5. Automatic slip detection
As production data changes over time, model performance may deviate from the original figure due to significant changes in new data against data used in training and model validation. This can significantly damage the quality of forecasting.
Like drift detectors Seldon Alibi Detect can be used to automatically evaluate model performance over time and trigger the model redesign process and automatic displacement.
6. Feature stores
These are These are databases optimized for ML. Feature shops allow information scientists and information engineers to reuse and collaborate on a set of data designed for machine learning – the so-called “features.” The development of functions can be labor-intensive, and access to a set of feature data developed within information science groups can significantly speed up market access while improving the quality and consistency of the overall machine learning model. RECEPTION is such an open source features store that describes itself as “the fastest way to process analytics data for model training and online conclusions.”

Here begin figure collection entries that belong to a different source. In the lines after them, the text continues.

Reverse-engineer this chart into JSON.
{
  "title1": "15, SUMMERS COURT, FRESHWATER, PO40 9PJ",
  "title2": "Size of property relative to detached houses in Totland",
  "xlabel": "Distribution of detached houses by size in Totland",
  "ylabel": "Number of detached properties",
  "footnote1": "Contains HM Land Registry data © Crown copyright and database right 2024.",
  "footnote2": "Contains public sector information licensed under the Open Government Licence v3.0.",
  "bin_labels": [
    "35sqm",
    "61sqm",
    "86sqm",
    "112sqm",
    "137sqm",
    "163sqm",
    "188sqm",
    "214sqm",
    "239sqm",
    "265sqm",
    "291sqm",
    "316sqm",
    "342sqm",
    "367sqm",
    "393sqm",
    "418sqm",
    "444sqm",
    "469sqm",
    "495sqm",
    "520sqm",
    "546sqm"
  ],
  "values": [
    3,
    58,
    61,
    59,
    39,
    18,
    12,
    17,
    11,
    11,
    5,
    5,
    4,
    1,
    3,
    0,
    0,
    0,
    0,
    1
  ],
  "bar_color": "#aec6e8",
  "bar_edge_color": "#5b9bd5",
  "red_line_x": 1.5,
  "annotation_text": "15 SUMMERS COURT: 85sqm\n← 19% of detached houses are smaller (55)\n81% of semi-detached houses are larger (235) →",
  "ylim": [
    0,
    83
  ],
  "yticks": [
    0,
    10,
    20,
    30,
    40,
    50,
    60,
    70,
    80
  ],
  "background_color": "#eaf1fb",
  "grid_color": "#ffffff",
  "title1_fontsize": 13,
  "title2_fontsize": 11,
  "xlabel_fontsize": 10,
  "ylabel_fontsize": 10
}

By adopting the MLops paradigm for the data lab and taking into account the six sustainability measures – repeatability, accessibility, sustainability, quality, scalability and consistency – organizations and departments can measure and sustain the information team productivity, the long-term success of the AI project. effectively maintain their competitive advantage.
Rob Gibbon is an information platform for Canonical publishers and product manager for MLops Ubuntu.
Welcome to the VentureBeat community!
DataDecisionMakers is a place where professionals, including data technicians, can share ideas and innovations about information.
If you want to read about cutting-edge ideas and the latest data, best practices, the future of data and information technology, join us at DataDecisionMakers.
You can even think contributes to the article own!